Merci pour toutes ces explications même si vous avez fait un peu de pub pour des compagnies internationales. Ma question est simple, pourquoi vous choisissez Oran et pas Alger.
Pour différentes raisons. D’abord il nous semblait normal qu’il y ait une distribution régionale plus juste, des projets IT en Algérie. L’Algérie ne se limite pas uniquement à la capitale, à Alger où tout est concentré ou seulement au sein de son cyberparc. Oran, grande ville de l’Ouest, bénéficie de toutes les infrastructures nécessaires et c’est une région dynamique avec un tissu économique en pleine expansion. De plus, comme nos clients sont justement basés dans la capitale, il est plus intéressant pour eux d’avoir certains services délocalisés physiquement ailleurs. Dans une autre région.
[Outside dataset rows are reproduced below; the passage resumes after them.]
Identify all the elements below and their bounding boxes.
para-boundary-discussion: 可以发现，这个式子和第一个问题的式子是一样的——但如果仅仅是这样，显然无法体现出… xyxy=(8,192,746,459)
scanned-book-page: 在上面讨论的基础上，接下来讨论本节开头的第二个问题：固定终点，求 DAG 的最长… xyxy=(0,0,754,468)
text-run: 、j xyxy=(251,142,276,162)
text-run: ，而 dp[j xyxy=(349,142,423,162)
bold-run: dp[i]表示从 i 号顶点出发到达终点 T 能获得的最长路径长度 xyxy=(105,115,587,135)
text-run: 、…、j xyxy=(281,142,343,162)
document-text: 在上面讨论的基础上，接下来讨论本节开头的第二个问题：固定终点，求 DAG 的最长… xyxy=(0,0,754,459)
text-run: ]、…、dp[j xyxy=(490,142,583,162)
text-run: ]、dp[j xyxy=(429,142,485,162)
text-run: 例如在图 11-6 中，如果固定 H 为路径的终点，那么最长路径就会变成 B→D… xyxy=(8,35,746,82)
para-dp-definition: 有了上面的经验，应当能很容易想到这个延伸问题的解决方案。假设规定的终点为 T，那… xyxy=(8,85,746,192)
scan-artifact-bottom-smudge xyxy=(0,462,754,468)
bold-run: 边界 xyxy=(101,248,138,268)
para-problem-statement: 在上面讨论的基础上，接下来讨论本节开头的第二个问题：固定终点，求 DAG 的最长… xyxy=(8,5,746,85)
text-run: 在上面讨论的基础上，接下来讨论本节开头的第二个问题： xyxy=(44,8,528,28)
Je suis totalement d’accord avec vous sur ce point. Continuons, nous avons compris que Issal propose du Cloud. Offrez-vous d’autres services Cloud?
Nous offrons également de la puissance informatique pure sous forme de IaaS. Les clients peuvent louer de l’infrastructure pour leurs applications. Nous avons des clients prestigieux qui utilisent notre infrastructure pour outsourcer leurs applications. Il est dommage que les coûts de la bande passante Internet restent prohibitifs pour le hosting de site web. Ces coûts sont simplement insupportables dans l’état actuel des choses. Il faut que l’ARPT et le ministère des PTIC revoit cela pour permettre l’émergence d’entreprise algérienne dans le domaine des services Internet à valeur ajoutée. Si les tarifs d’Algérie Télécom étaient plus bas, Issal serait l’hébergeur des hébergeurs. Aujourd’hui, ces derniers louent des serveurs au black chez OVH et ailleurs pour leurs besoins de hosting. Nous avons l’infrastructure pour le faire, mais nous avons décidé de ne pas offrir ces services actuellement parce que les coûts des liens ne nous permettent pas d’être compétitif avec les gros fournisseurs étrangers. Nous ne maîtrisons pas cette partie et sommes totalement dépendants et vulnérables en face de l’opérateur historique.
Heureusement que nous utilisons notre infrastructure pour d’autres applications qui ne nécessitent pas une liaison up systématique. C’est notre infra qui a, par exemple, exécuté le «rendering» de la Renault Symbol fabriquée à Oran. Le studio chargé de la réalisation avait besoin d’une grosse puissance pour pouvoir tenir ses délais et nous l’avons aidé à tout livrer dans les temps.
Par ailleurs, nous sommes le partenaire entreprise certifié de Google pour la suite Google Apps for work que nous proposons aux entreprises directement et à travers un partenaire local prestigieux. Convaincre Google de s’ouvrir à notre marché n’était pas gagné d’avance et il a fallu beaucoup d’arguments et de persuasion. Nous y sommes arrivés et nous avons déjà commercialisé quelques milliers de licences Google Apps dans le pays.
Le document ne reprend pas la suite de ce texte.